Will the same happen with the Naked TV craze? Adweek’s cover story recently asked, “Is naked TV the next big thing or will it just flop”? A bit of short history – the Discovery Channel was first out of the gate with its adventure/survival series, Naked and Afraid. Then came Buying Naked about nudist house hunters in Florida on TLC; GSN’s Skin Wars about body painters and nearly naked models; Syfy’s series on the body painting business in Las Vegas; and most recently Dating Naked on VH-1. Interestingly enough, Adweek reported that Fox was working on a series with contestants dating in the buff in front of a live audience but it was ultimately seen as too risqué.
Too hot for advertisers?

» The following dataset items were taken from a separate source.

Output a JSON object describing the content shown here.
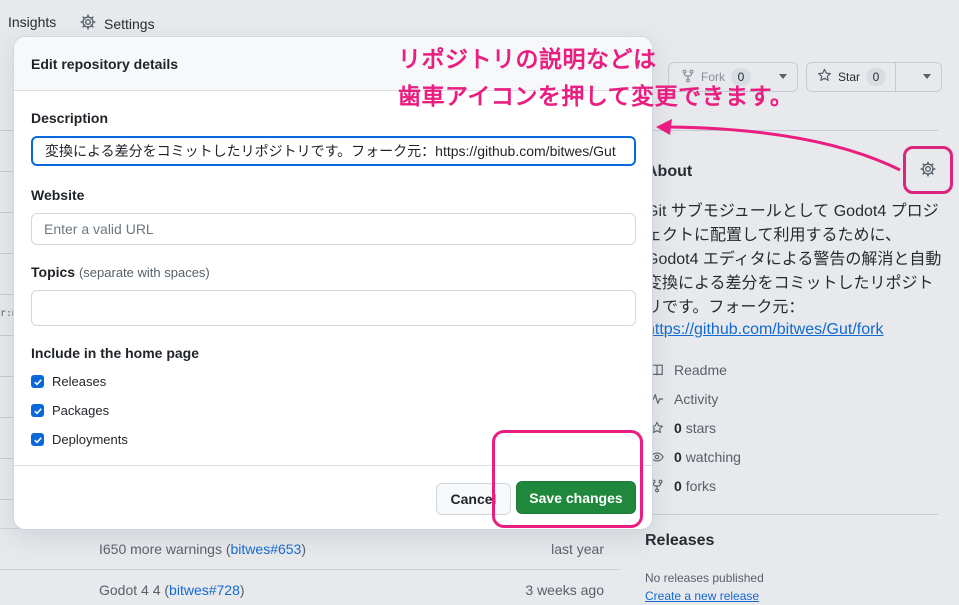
{
  "topnav": {
    "insights_label": "Insights",
    "settings_label": "Settings"
  },
  "left_strip": {
    "mono_text": "r:m"
  },
  "commits": [
    {
      "message": "I650 more warnings (",
      "link": "bitwes#653",
      "suffix": ")",
      "when": "last year"
    },
    {
      "message": "Godot 4 4 (",
      "link": "bitwes#728",
      "suffix": ")",
      "when": "3 weeks ago"
    }
  ],
  "sidebar": {
    "fork_label": "Fork",
    "fork_count": "0",
    "star_label": "Star",
    "star_count": "0",
    "about_title": "About",
    "about_description": "Git サブモジュールとして Godot4 プロジェクトに配置して利用するために、Godot4 エディタによる警告の解消と自動変換による差分をコミットしたリポジトリです。フォーク元：",
    "about_link": "https://github.com/bitwes/Gut/fork",
    "meta": [
      {
        "icon": "book-icon",
        "count": "",
        "label": "Readme"
      },
      {
        "icon": "pulse-icon",
        "count": "",
        "label": "Activity"
      },
      {
        "icon": "star-icon",
        "count": "0",
        "label": "stars"
      },
      {
        "icon": "eye-icon",
        "count": "0",
        "label": "watching"
      },
      {
        "icon": "fork-icon",
        "count": "0",
        "label": "forks"
      }
    ],
    "releases_title": "Releases",
    "releases_none": "No releases published",
    "releases_create": "Create a new release"
  },
  "annotation": {
    "line1": "リポジトリの説明などは",
    "line2": "歯車アイコンを押して変更できます。",
    "color": "#e91e80"
  },
  "modal": {
    "title": "Edit repository details",
    "description_label": "Description",
    "description_value": "変換による差分をコミットしたリポジトリです。フォーク元：https://github.com/bitwes/Gut",
    "website_label": "Website",
    "website_placeholder": "Enter a valid URL",
    "topics_label": "Topics",
    "topics_note": "(separate with spaces)",
    "include_label": "Include in the home page",
    "checkboxes": [
      {
        "label": "Releases",
        "checked": true
      },
      {
        "label": "Packages",
        "checked": true
      },
      {
        "label": "Deployments",
        "checked": true
      }
    ],
    "cancel_label": "Cancel",
    "save_label": "Save changes",
    "save_color": "#1f883d"
  }
}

Apparently not according to Lisa Herdman, SVP at agency RPA. They’re lining up, appealing to certain brands that appeal to an edgy, younger market. Maude Standish, co founder of Tarot a millennial trend insights company claims the appeal is to an audience searching for a “deeper level of authenticity”, the next step in reality shows. I tend to differ on that one.
One of the cardinal tenets of PR is that to get attention you need children, sex and/or animals. And the more offbeat, quirkier and titillating, the better. That’s what I think we have here.
Standish also talked about push back in deeply embedded conservative roots among the older demographic. But, she ended, “their kids, meanwhile are sending naked pictures of themselves to their boyfriends”.